BIC et BNC : que signifient ces acronymes ?

BIC veut dire « bénéfices industriels et commerciaux » et regroupe les activités de vente, ainsi que les prestations commerciales et artisanales. BNC signifie « bénéfices non commerciaux » et couvre les activités libérales et intellectuelles, comme le conseil, la formation ou la rédaction. Cette distinction est tout sauf cosmétique, car c’est elle, et non le mot auto-entrepreneur ou micro-entreprise, qui fait réellement varier vos chiffres. La catégorie détermine votre abattement micro-fiscal (71, 50 ou 34 %), votre taux de cotisations sociales et même votre caisse de retraite. Le bon réflexe au démarrage est donc de bien identifier dans quelle catégorie tombe votre activité, puisque tout le calcul de votre net en découle.

Quel est le plus avantageux, micro-entreprise ou auto-entrepreneur ?

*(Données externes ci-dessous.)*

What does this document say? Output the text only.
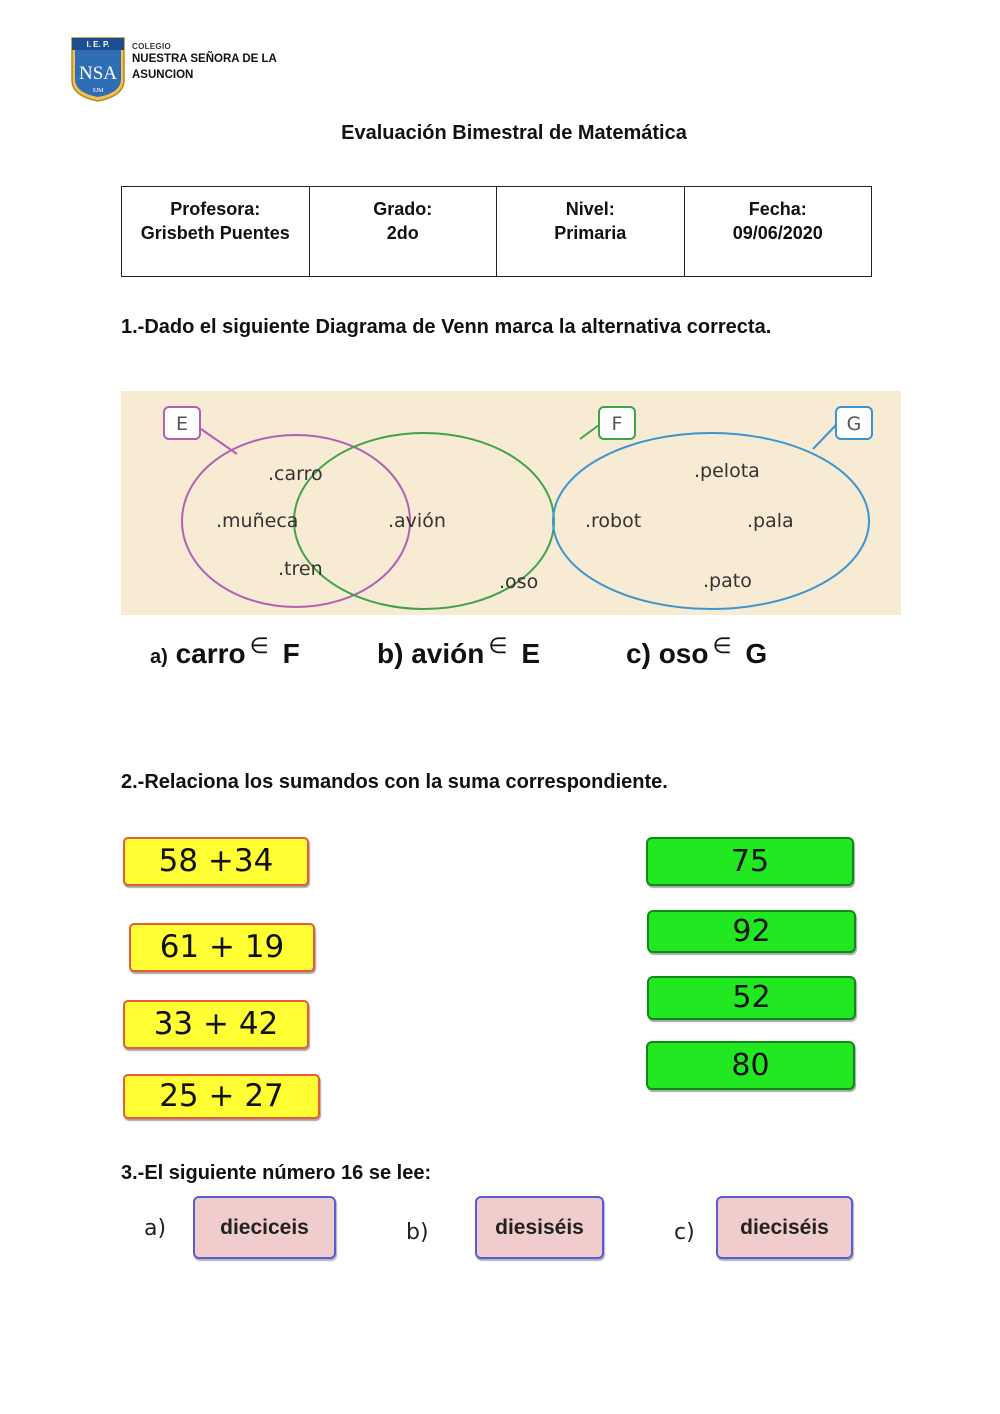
I. E. P.
NSA
SJM
COLEGIO
NUESTRA SEÑORA DE LA
ASUNCION
Evaluación Bimestral de Matemática
Profesora:
Grisbeth Puentes
Grado:
2do
Nivel:
Primaria
Fecha:
09/06/2020
1.-Dado el siguiente Diagrama de Venn marca la alternativa correcta.
E	F	G
.carro
.muñeca
.tren
.avión
.oso
.robot
.pelota
.pala
.pato
a) carro ∈ F	b) avión ∈ E	c) oso ∈ G
2.-Relaciona los sumandos con la suma correspondiente.
58 +34
61 + 19
33 + 42
25 + 27
75
92
52
80
3.-El siguiente número 16 se lee:
a)	dieciceis	b)	diesiséis	c)	dieciséis
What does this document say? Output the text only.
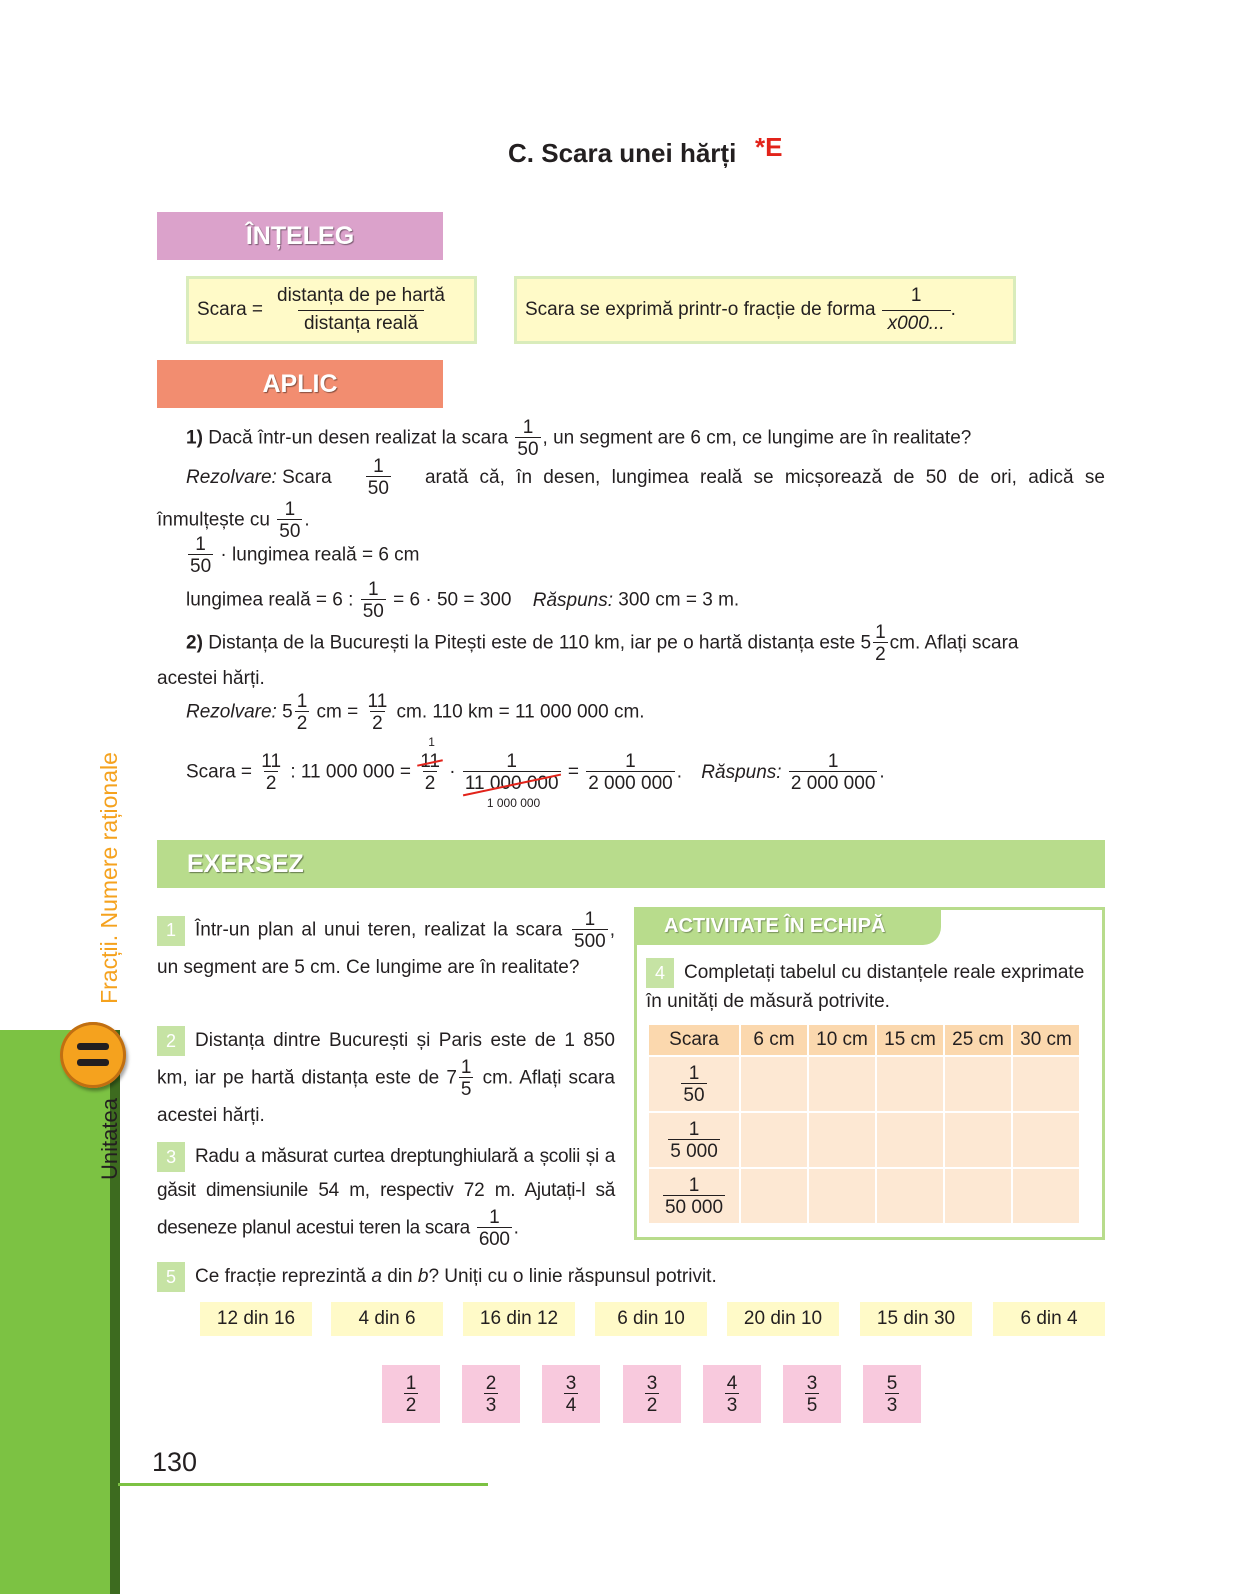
Unitatea Fracții. Numere raționale
C. Scara unei hărți *E
ÎNȚELEG
Scara =
distanța de pe hartă
distanța reală
Scara se exprimă printr-o fracție de forma $\frac{1}{x000...}$ .
APLIC
1) Dacă într-un desen realizat la scara $\frac{1}{50}$ , un segment are 6 cm, ce lungime are în realitate?
Rezolvare: Scara $\frac{1}{50}$ arată că, în desen, lungimea reală se micșorează de 50 de ori, adică se
înmulțește cu $\frac{1}{50}$ .
$\frac{1}{50}$ · lungimea reală = 6 cm
lungimea reală = 6 : $\frac{1}{50} = 6 \cdot 50 = 300$ Răspuns: 300 cm = 3 m.
2) Distanța de la București la Pitești este de 110 km, iar pe o hartă distanța este $5 \frac{1}{2}$ cm. Aflați scara
acestei hărți.
Rezolvare: $5 \frac{1}{2}$ cm = $\frac{11}{2}$ cm. 110 km = 11 000 000 cm.
Scara = $\frac{11}{2}$ : 11 000 000 =
1
11
2
·
1
11 000 000
1 000 000
= $\frac{1}{2 000 000}$ . Răspuns: $\frac{1}{2 000 000}$ .
EXERSEZ
1 Într-un plan al unui teren, realizat la scara $\frac{1}{500}$ , un segment are 5 cm. Ce lungime are în realitate?
2 Distanța dintre București și Paris este de 1 850 km, iar pe hartă distanța este de $7 \frac{1}{5}$ cm. Aflați scara acestei hărți.
3 Radu a măsurat curtea dreptunghiulară a școlii și a găsit dimensiunile 54 m, respectiv 72 m. Ajutați-l să deseneze planul acestui teren la scara $\frac{1}{600}$ .
ACTIVITATE ÎN ECHIPĂ
4 Completați tabelul cu distanțele reale exprimate în unități de măsură potrivite.
Scara	6 cm	10 cm	15 cm	25 cm	30 cm

$\frac{1}{50}$

$\frac{1}{5 000}$

$\frac{1}{50 000}$

5 Ce fracție reprezintă a din b? Uniți cu o linie răspunsul potrivit.
12 din 16	4 din 6	16 din 12	6 din 10	20 din 10	15 din 30	6 din 4
$\frac{1}{2}$	$\frac{2}{3}$	$\frac{3}{4}$	$\frac{3}{2}$	$\frac{4}{3}$	$\frac{3}{5}$	$\frac{5}{3}$
130
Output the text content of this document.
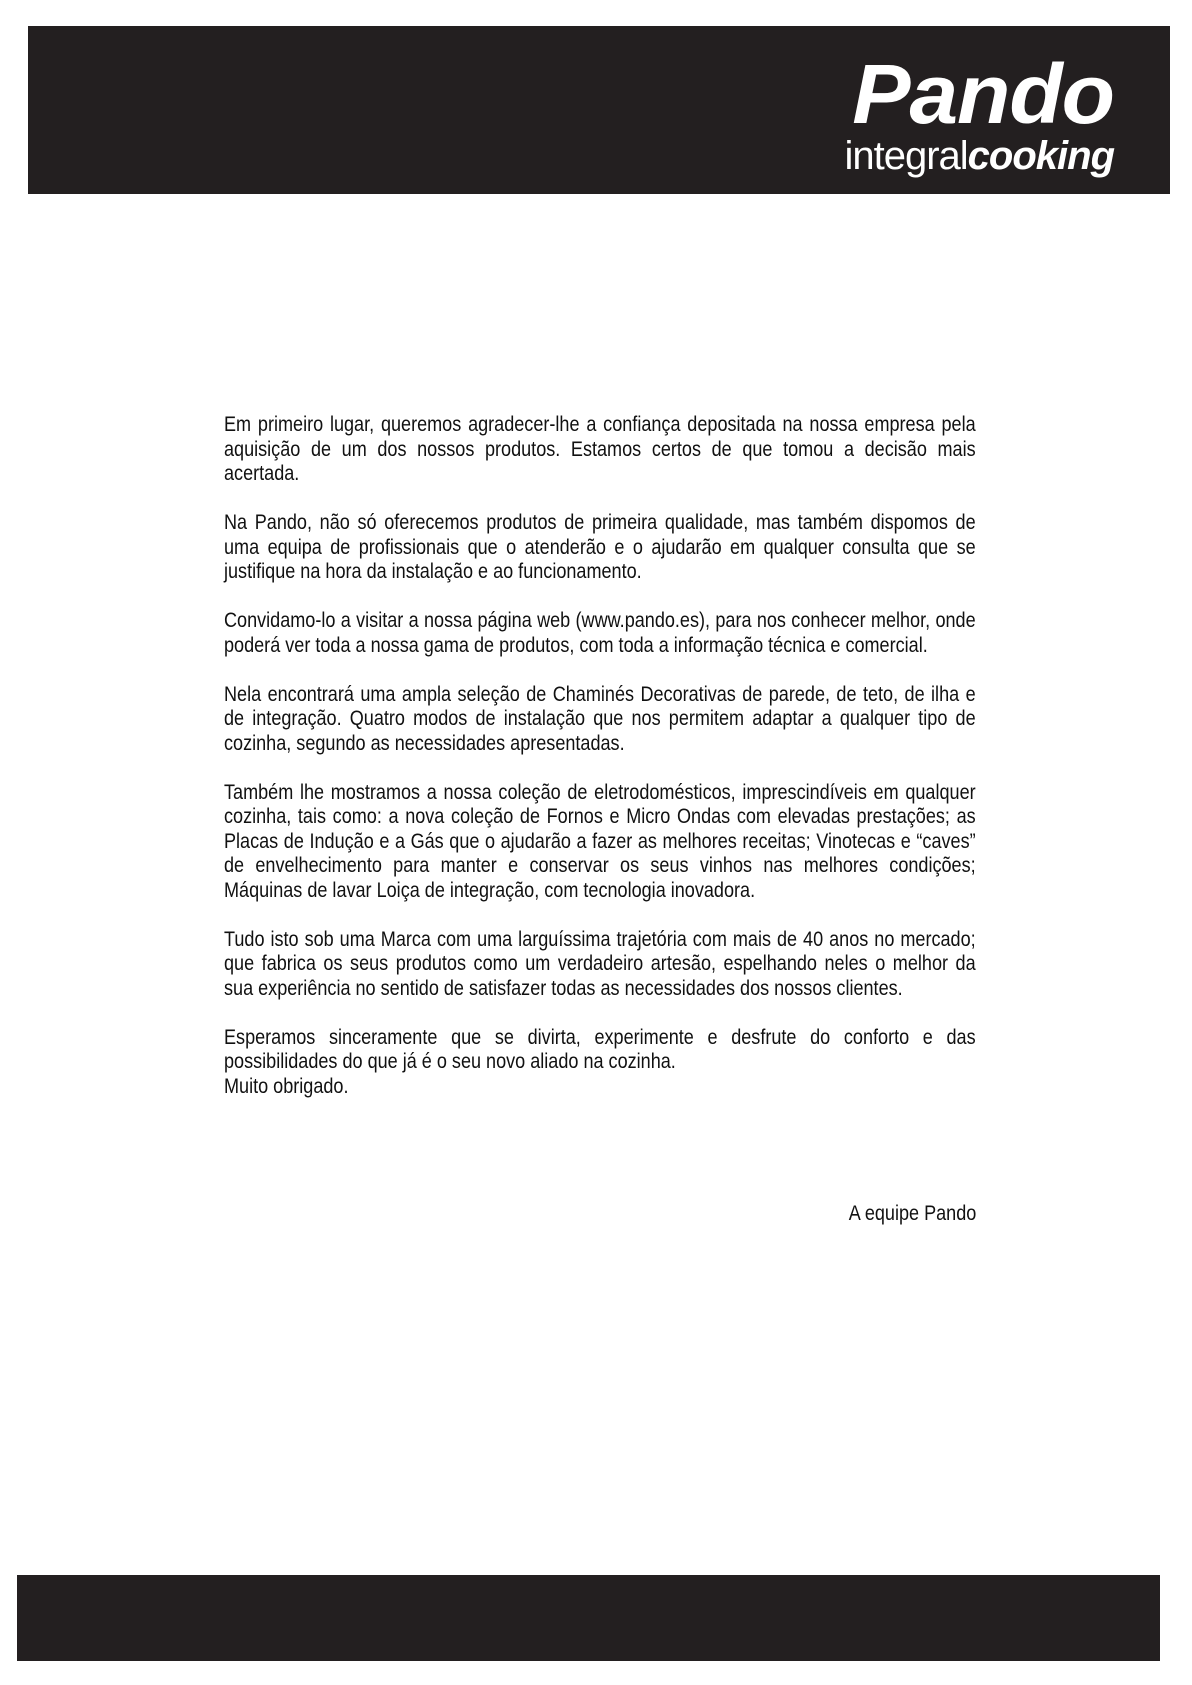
Pando
integralcooking

Em primeiro lugar, queremos agradecer-lhe a confiança depositada na nossa empresa pela aquisição de um dos nossos produtos. Estamos certos de que tomou a decisão mais acertada.

Na Pando, não só oferecemos produtos de primeira qualidade, mas também dispomos de uma equipa de profissionais que o atenderão e o ajudarão em qualquer consulta que se justifique na hora da instalação e ao funcionamento.

Convidamo-lo a visitar a nossa página web (www.pando.es), para nos conhecer melhor, onde poderá ver toda a nossa gama de produtos, com toda a informação técnica e comercial.

Nela encontrará uma ampla seleção de Chaminés Decorativas de parede, de teto, de ilha e de integração. Quatro modos de instalação que nos permitem adaptar a qualquer tipo de cozinha, segundo as necessidades apresentadas.

Também lhe mostramos a nossa coleção de eletrodomésticos, imprescindíveis em qualquer cozinha, tais como: a nova coleção de Fornos e Micro Ondas com elevadas prestações; as Placas de Indução e a Gás que o ajudarão a fazer as melhores receitas; Vinotecas e “caves” de envelhecimento para manter e conservar os seus vinhos nas melhores condições; Máquinas de lavar Loiça de integração, com tecnologia inovadora.

Tudo isto sob uma Marca com uma larguíssima trajetória com mais de 40 anos no mercado; que fabrica os seus produtos como um verdadeiro artesão, espelhando neles o melhor da sua experiência no sentido de satisfazer todas as necessidades dos nossos clientes.

Esperamos sinceramente que se divirta, experimente e desfrute do conforto e das possibilidades do que já é o seu novo aliado na cozinha.

Muito obrigado.

A equipe Pando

La question revient sans cesse, et pourtant elle n’a pas de réponse, car les deux termes désignent exactement le même régime depuis la réforme de 2016. Il n’existe aucune différence d’avantages, de cotisations, de plafonds ou de fiscalité entre « être auto-entrepreneur » et « être en micro-entreprise » : c’est un seul et même statut, sous deux noms hérités de l’histoire. Si on vous oppose l’un quand vous employez l’autre, inutile de corriger : vous parlez de la même chose. La vraie comparaison utile n’oppose pas un mot à l’autre, mais le régime micro au régime réel, ou à une société comme l’EURL ou la SASU. Pour ceux dont l’activité grandit et qui se posent la question d’une structure sociétaire, notre guide sur la rémunération du dirigeant compare les statuts sous l’angle du net réellement perçu.

Quels sont les seuils de chiffre d’affaires de la micro-entreprise en 2026 ?

Les seuils 2026, valables jusqu’en 2028 après leur revalorisation triennale, s’établissent à 203 100 € pour la vente de biens et l’hébergement, et à 83 600 € pour les prestations de services et les activités libérales. Ces montants portent sur le chiffre d’affaires encaissé, pas sur votre bénéfice. Bonne nouvelle pour qui frôle la limite : le régime n’est perdu qu’après deux années civiles consécutives de dépassement, avec une bascule au réel au 1er janvier suivant. Un point que beaucoup d’indépendants découvrent trop tard mérite votre vigilance : les seuils de franchise de TVA sont bien plus bas, à 37 500 € en services et 85 000 € en vente, et se déclenchent donc bien avant le plafond micro. On peut très bien rester micro-entrepreneur tout en devenant redevable de la TVA.